Student artists involved in the exhibitions exemplified how to shape their COVID narratives into a creative portrayal of their experiences. Savannah Gunther, one of the students who curated “Quarantine Connections,” called the project a “labor of love” that involved the effort of her entire museum studies class. “Quarantine Connections” consisted of USF student artists from around the globe responding to the question “Where are you?” in the form of postcard “self-portraits.” The self-portraits were organized into the themes “Isolation and Connection,” “Home and Yearning,” “Struggle and Hope,” and “Stasis and Transformation.”
“One of the main aims of the exhibition was to cultivate empathy among the viewers,” Gunther said. “I learned that we are all going through something similar right now, as students and human beings.”
Lusheck explained that the exhibition became personal for the student curators, who had also made their own postcards earlier in the semester. Lusheck said she wanted the project to demonstrate how art can provide a tool for self expression and to be a reminder that even when living in isolation, we are not alone.
“[Student curators] found themselves, in a sense, curating their own lived pandemic experiences, even while still living them,” Lusheck said. “I hope students learn that they truly have the potential to build community through their art, and to have a powerful and effective voice through it.”

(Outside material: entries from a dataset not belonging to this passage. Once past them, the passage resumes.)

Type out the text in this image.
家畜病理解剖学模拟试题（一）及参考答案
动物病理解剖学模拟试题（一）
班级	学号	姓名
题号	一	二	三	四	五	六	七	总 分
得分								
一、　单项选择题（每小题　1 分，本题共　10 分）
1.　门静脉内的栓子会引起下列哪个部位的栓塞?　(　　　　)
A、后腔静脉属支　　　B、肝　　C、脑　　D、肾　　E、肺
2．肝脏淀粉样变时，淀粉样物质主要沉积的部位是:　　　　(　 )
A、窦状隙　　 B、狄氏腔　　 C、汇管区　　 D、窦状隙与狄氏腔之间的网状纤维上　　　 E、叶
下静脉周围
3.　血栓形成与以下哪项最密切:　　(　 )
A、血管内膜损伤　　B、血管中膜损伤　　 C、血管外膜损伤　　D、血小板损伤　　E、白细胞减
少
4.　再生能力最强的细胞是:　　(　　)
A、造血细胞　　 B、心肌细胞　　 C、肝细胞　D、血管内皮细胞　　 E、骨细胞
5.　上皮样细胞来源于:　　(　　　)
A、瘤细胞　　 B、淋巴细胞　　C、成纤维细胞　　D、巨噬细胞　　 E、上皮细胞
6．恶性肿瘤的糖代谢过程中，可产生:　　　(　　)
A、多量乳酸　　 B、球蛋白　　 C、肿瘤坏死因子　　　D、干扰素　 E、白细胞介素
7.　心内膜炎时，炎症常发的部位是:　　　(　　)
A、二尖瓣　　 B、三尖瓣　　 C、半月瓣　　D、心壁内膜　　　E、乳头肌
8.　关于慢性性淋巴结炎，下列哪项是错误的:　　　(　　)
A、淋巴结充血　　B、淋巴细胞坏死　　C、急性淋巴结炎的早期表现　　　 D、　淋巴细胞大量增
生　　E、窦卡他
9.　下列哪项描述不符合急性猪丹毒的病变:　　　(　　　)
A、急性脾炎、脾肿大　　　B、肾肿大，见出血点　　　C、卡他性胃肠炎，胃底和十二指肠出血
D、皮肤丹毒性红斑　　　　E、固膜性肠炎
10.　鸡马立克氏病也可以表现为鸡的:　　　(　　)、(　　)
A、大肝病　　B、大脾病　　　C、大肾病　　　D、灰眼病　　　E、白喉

“Unmuted” responds to the virtual interactions students have had in the past year, and according to the Thacher Gallery’s online exhibition description, is a playful reaction to the phrase, “You’re on mute!” that many have heard while attending “Zoom University.” The exhibit features works from 64 undergraduate majors and minors from USF’s Department of Art and Architecture within the categories of nature, people, objects, and time.
“‘Unmuted’ addresses the ways in which living through the pandemic has affected our lives and the creative practices [artists] have used and developed to ‘unmute themselves,’” explained Catherine Pluimer, second-year art history major, who is also a student curator of the exhibition.
The exhibition features a variety of media, including paintings of what students find meaningful, wildlife photographs, digital renderings of beer cans and fast food, videos documenting artistic processes, graphic designs, and even music. Pieces included in the exhibition are meant to depict artists’ perspectives on topics ranging from isolation to our dependence on the natural environment.
“The exhibit displays the complexity of our varying experiences from the past year,” said student curator Christina Gazi, a senior art history and museum studies major. “Even in times of struggle, there is hope.”
Samanda Beeman, a third-year design student at USF, contributed the video “Making More or Less” to the exhibition, featuring a time-loop of Beeman’s creative process as she makes art by hand and digitally. It includes a collage of Beeman sewing a bag, drawing with pen and ink, and an animation she made.
“I was inspired by the rising popularity of process videos of art on social media,” Beeman said. “‘Making More or Less’ represents the variety of mediums I work with and the time I spent creating during quarantine.”
Quarantine, and the events of the past year in general, presented many challenges to students all over the world. Henderson said she hopes that from these experiences, student artists will learn to “embrace the transitory nature of the moment.”
“Things are fleeting and they will pass us by, opportunities will come and go,” Henderson added. “We’re dealing with multiple crises, but you have an opportunity to create, and whether it’s virtual or physical, you should seize the opportunity to bring your ideas to life.”